Collectively, these polls disturbingly point to a markedly alienated society, having doubts in many American institutions and processes, and easily swayed by whatever canard — however preposterous — is offered by politicians, groups, or other agenda-infused individuals. Internationally, too, selected portions of the public (referred to disparagingly by the term “useful idiots”) may become enthralled with a political savior or cult figure. Analogously, thoughts “once confined to fringe groups now appear in the mainstream media” and, concomitantly, there is a “normalizing [of] radical ideologies and activities.”
The February 2022 Canadian truckers’ “Freedom Convoy” in the vicinity of Ottawa’s parliament protesting Canada’s anti-pandemic measures has spawned truck convoys of a similar vein in Australia, New Zealand, Netherlands, England, and the United States. This development underscores the urgency to recalibrate security measures around legislatures worldwide. Similarly, this situation accentuates the need to be increasingly wary of the rapidity with which political unrest may foment, whether tied to the pandemic or another instigator.

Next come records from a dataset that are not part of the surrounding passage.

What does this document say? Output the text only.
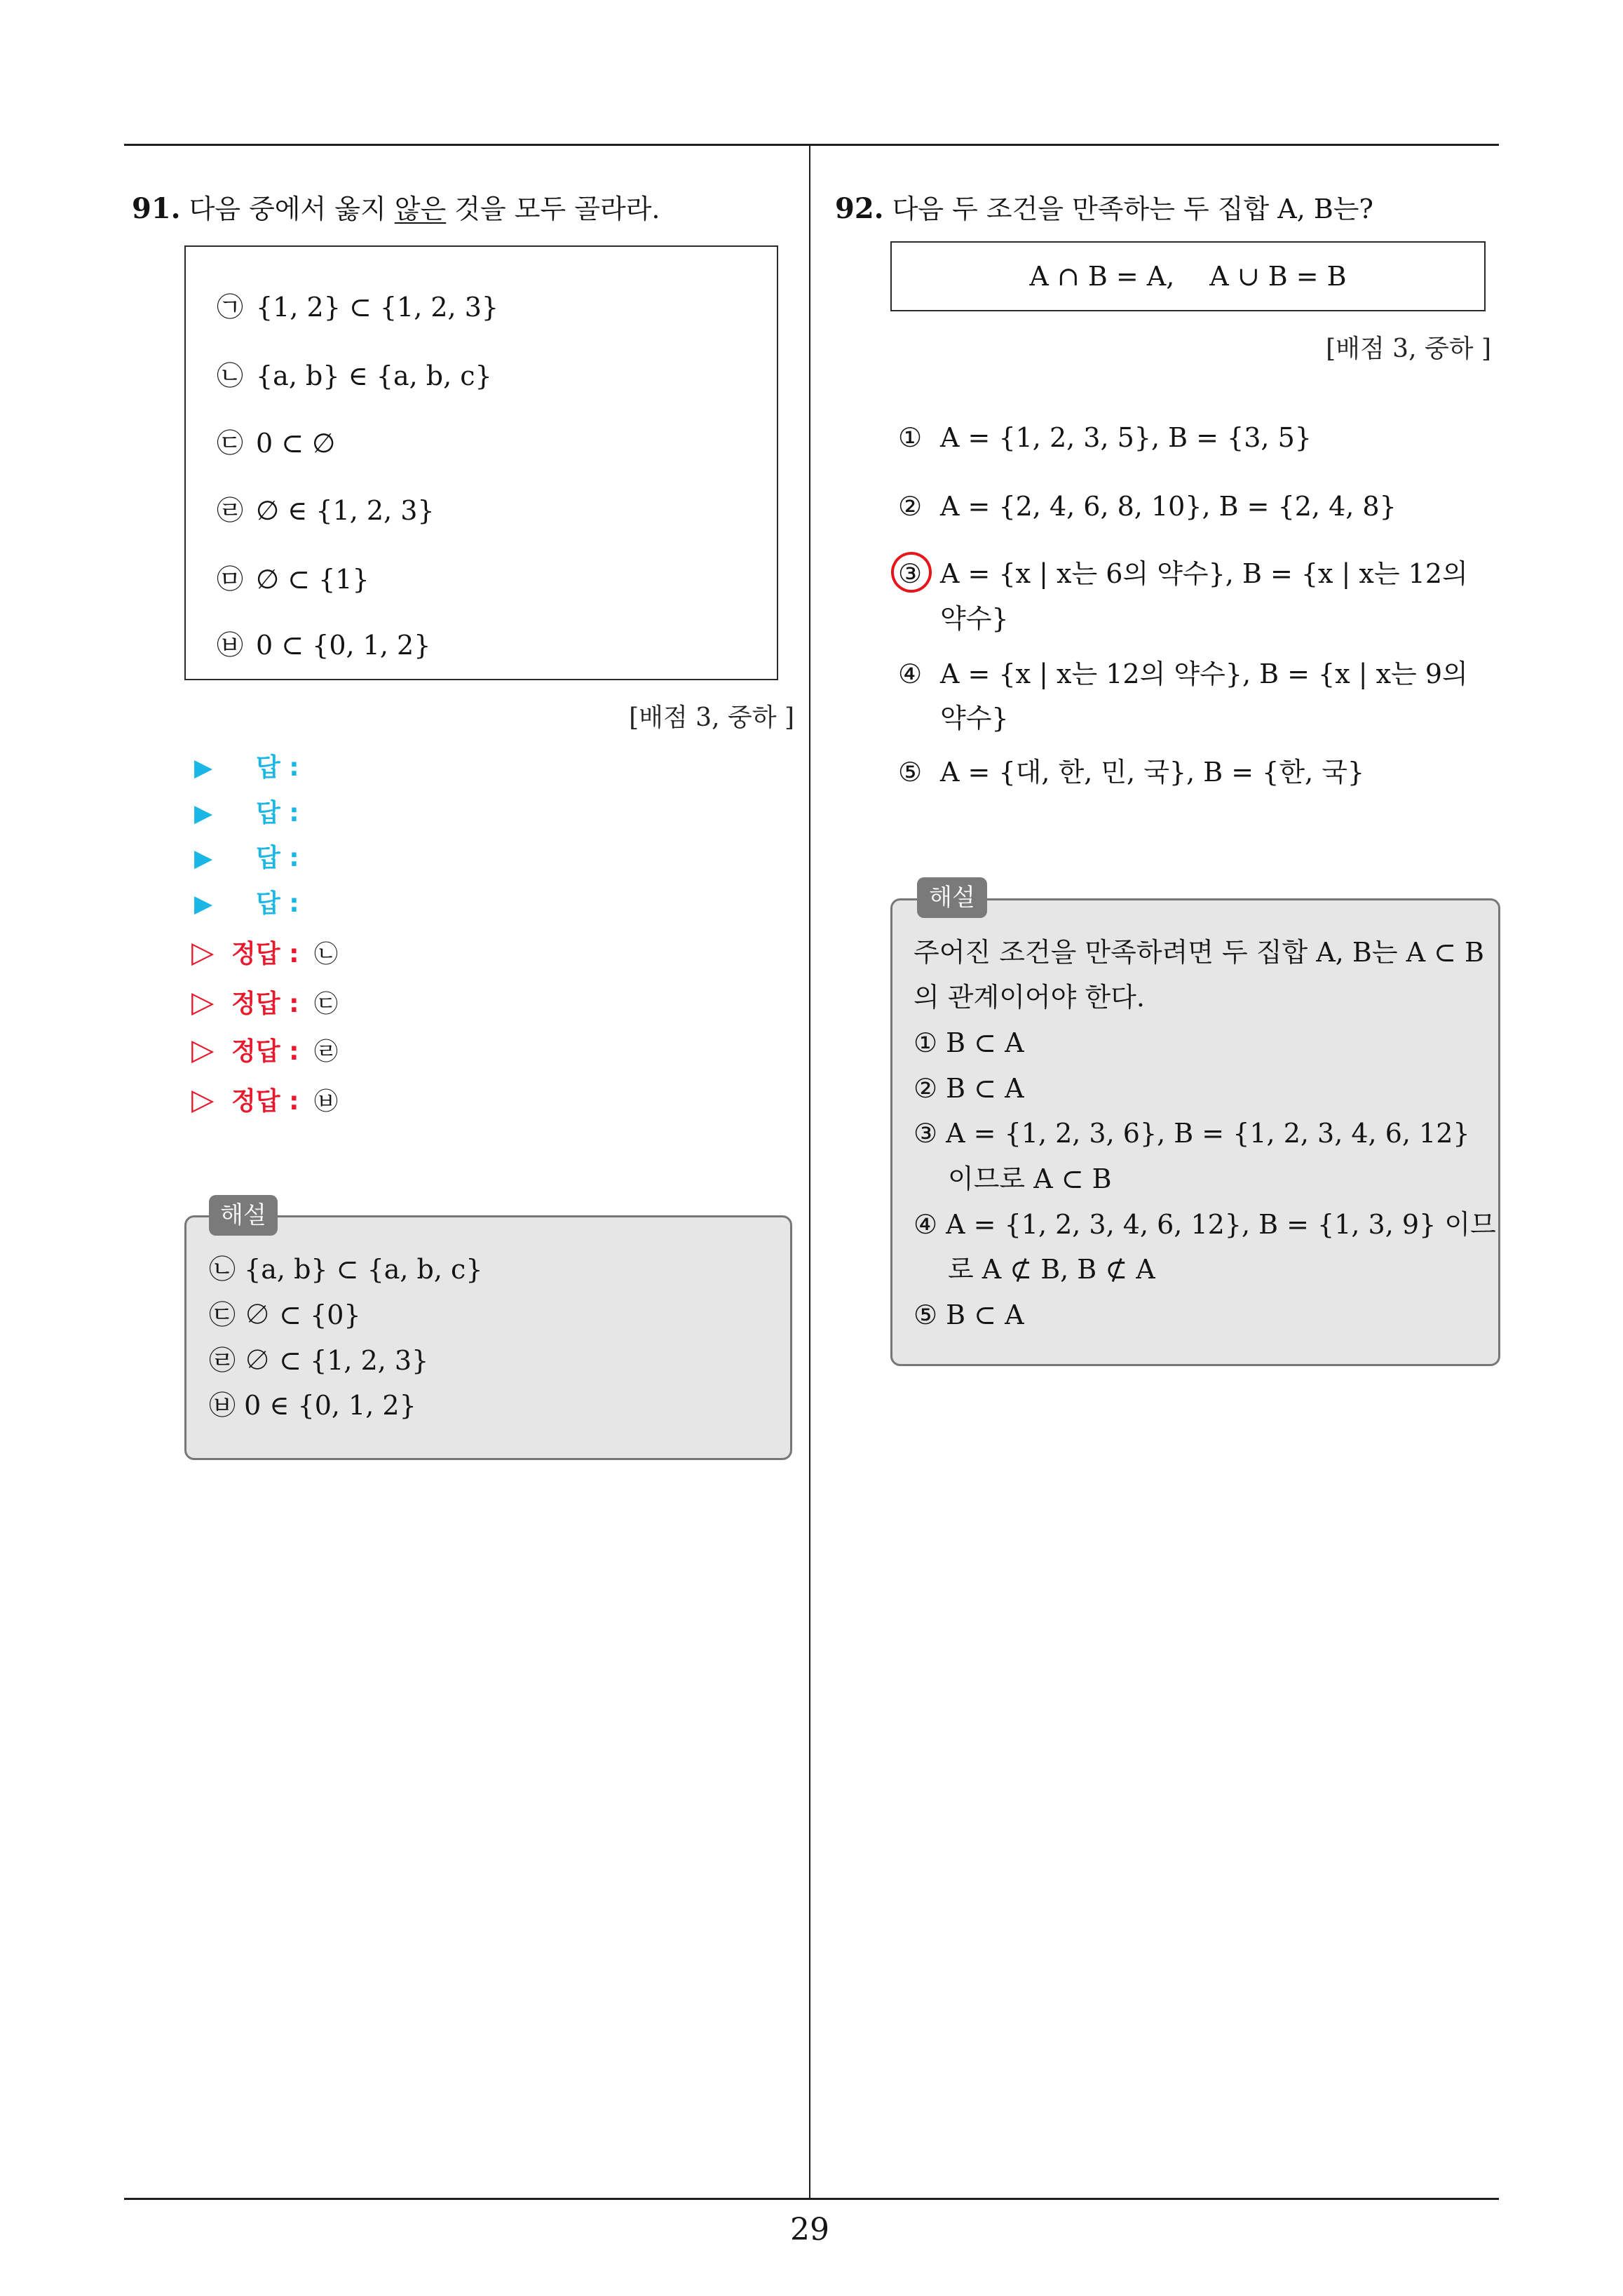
91. 다음 중에서 옳지 않은 것을 모두 골라라.
㉠ {1, 2} ⊂ {1, 2, 3}
㉡ {a, b} ∈ {a, b, c}
㉢ 0 ⊂ ∅
㉣ ∅ ∈ {1, 2, 3}
㉤ ∅ ⊂ {1}
㉥ 0 ⊂ {0, 1, 2}
[배점 3, 중하 ]
▶ 답 :
▶ 답 :
▶ 답 :
▶ 답 :
▷ 정답 : ㉡
▷ 정답 : ㉢
▷ 정답 : ㉣
▷ 정답 : ㉥
해설
㉡ {a, b} ⊂ {a, b, c}
㉢ ∅ ⊂ {0}
㉣ ∅ ⊂ {1, 2, 3}
㉥ 0 ∈ {0, 1, 2}
92. 다음 두 조건을 만족하는 두 집합 A, B는?
A ∩ B = A, A ∪ B = B
[배점 3, 중하 ]
① A = {1, 2, 3, 5}, B = {3, 5}
② A = {2, 4, 6, 8, 10}, B = {2, 4, 8}
③ A = {x | x는 6의 약수}, B = {x | x는 12의
약수}
④ A = {x | x는 12의 약수}, B = {x | x는 9의
약수}
⑤ A = {대, 한, 민, 국}, B = {한, 국}
해설
주어진 조건을 만족하려면 두 집합 A, B는 A ⊂ B
의 관계이어야 한다.
① B ⊂ A
② B ⊂ A
③ A = {1, 2, 3, 6}, B = {1, 2, 3, 4, 6, 12}
이므로 A ⊂ B
④ A = {1, 2, 3, 4, 6, 12}, B = {1, 3, 9} 이므
로 A ⊄ B, B ⊄ A
⑤ B ⊂ A
29
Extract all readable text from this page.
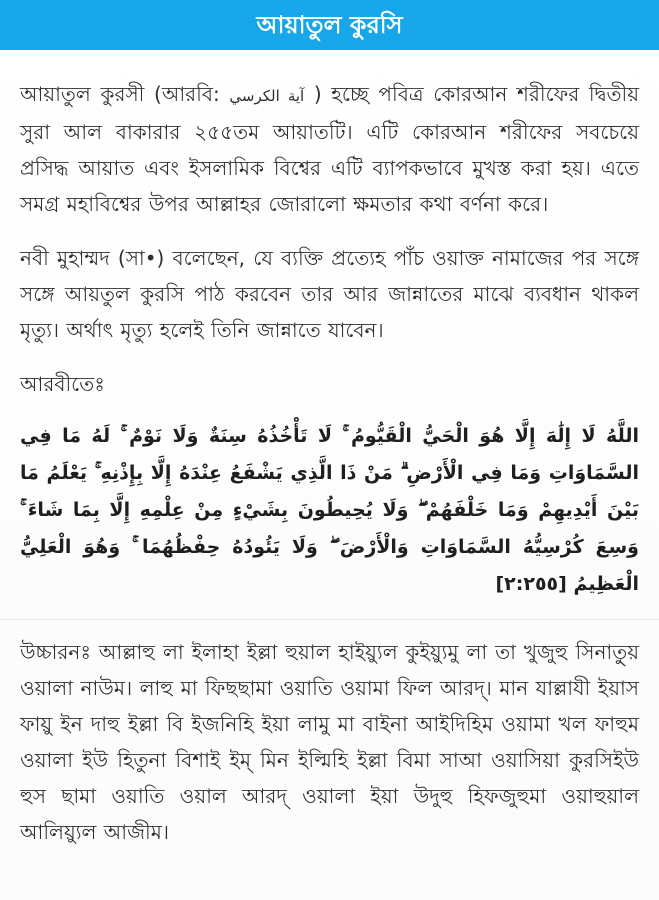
আয়াতুল কুরসি

আয়াতুল কুরসী (আরবি: آية الكرسي ) হচ্ছে পবিত্র কোরআন শরীফের দ্বিতীয় সুরা আল বাকারার ২৫৫তম আয়াতটি। এটি কোরআন শরীফের সবচেয়ে প্রসিদ্ধ আয়াত এবং ইসলামিক বিশ্বের এটি ব্যাপকভাবে মুখস্ত করা হয়। এতে সমগ্র মহাবিশ্বের উপর আল্লাহর জোরালো ক্ষমতার কথা বর্ণনা করে।

নবী মুহাম্মদ (সা•) বলেছেন, যে ব্যক্তি প্রত্যেহ পাঁচ ওয়াক্ত নামাজের পর সঙ্গে সঙ্গে আয়তুল কুরসি পাঠ করবেন তার আর জান্নাতের মাঝে ব্যবধান থাকল মৃত্যু। অর্থাৎ মৃত্যু হলেই তিনি জান্নাতে যাবেন।

আরবীতেঃ

اللَّهُ لَا إِلَٰهَ إِلَّا هُوَ الْحَيُّ الْقَيُّومُ ۚ لَا تَأْخُذُهُ سِنَةٌ وَلَا نَوْمٌ ۚ لَهُ مَا فِي السَّمَاوَاتِ وَمَا فِي الْأَرْضِ ۗ مَنْ ذَا الَّذِي يَشْفَعُ عِنْدَهُ إِلَّا بِإِذْنِهِ ۚ يَعْلَمُ مَا بَيْنَ أَيْدِيهِمْ وَمَا خَلْفَهُمْ ۖ وَلَا يُحِيطُونَ بِشَيْءٍ مِنْ عِلْمِهِ إِلَّا بِمَا شَاءَ ۚ وَسِعَ كُرْسِيُّهُ السَّمَاوَاتِ وَالْأَرْضَ ۖ وَلَا يَئُودُهُ حِفْظُهُمَا ۚ وَهُوَ الْعَلِيُّ الْعَظِيمُ [٢:٢٥٥]

উচ্চারনঃ আল্লাহু লা ইলাহা ইল্লা হুয়াল হাইয়্যুল কুইয়্যুমু লা তা খুজুহু সিনাতু্য় ওয়ালা নাউম। লাহু মা ফিছছামা ওয়াতি ওয়ামা ফিল আরদ্। মান যাল্লাযী ইয়াস ফায়ু ইন দাহু ইল্লা বি ইজনিহি ইয়া লামু মা বাইনা আইদিহিম ওয়ামা খল ফাহুম ওয়ালা ইউ হিতুনা বিশাই ইম্ মিন ইল্মিহি ইল্লা বিমা সাআ ওয়াসিয়া কুরসিইউ হুস ছামা ওয়াতি ওয়াল আরদ্ ওয়ালা ইয়া উদুহু হিফজুহুমা ওয়াহুয়াল আলিয়্যুল আজীম।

These realities, coupled with the aforementioned record of avid intrigue and inclination to attack legislatures globally — whether induced by pandemic-aligned reasons or not — augurs poorly for democracies and their citizenry. Likewise, relying on the threat or use of force to instill compliance with a political agenda is antithetical to how democracy is supposed to function. In such an intimidating setting, those who are the strongest and choose to use their might are often victorious, at least temporarily. Individuals who envision such a society and take illegal steps to advance it should be investigated, prosecuted, and adjudicated promptly, but fairly. In doing so, people can continue to live peacefully in a democratic society and contribute to its sustenance, despite its imperfections as with its citizenry.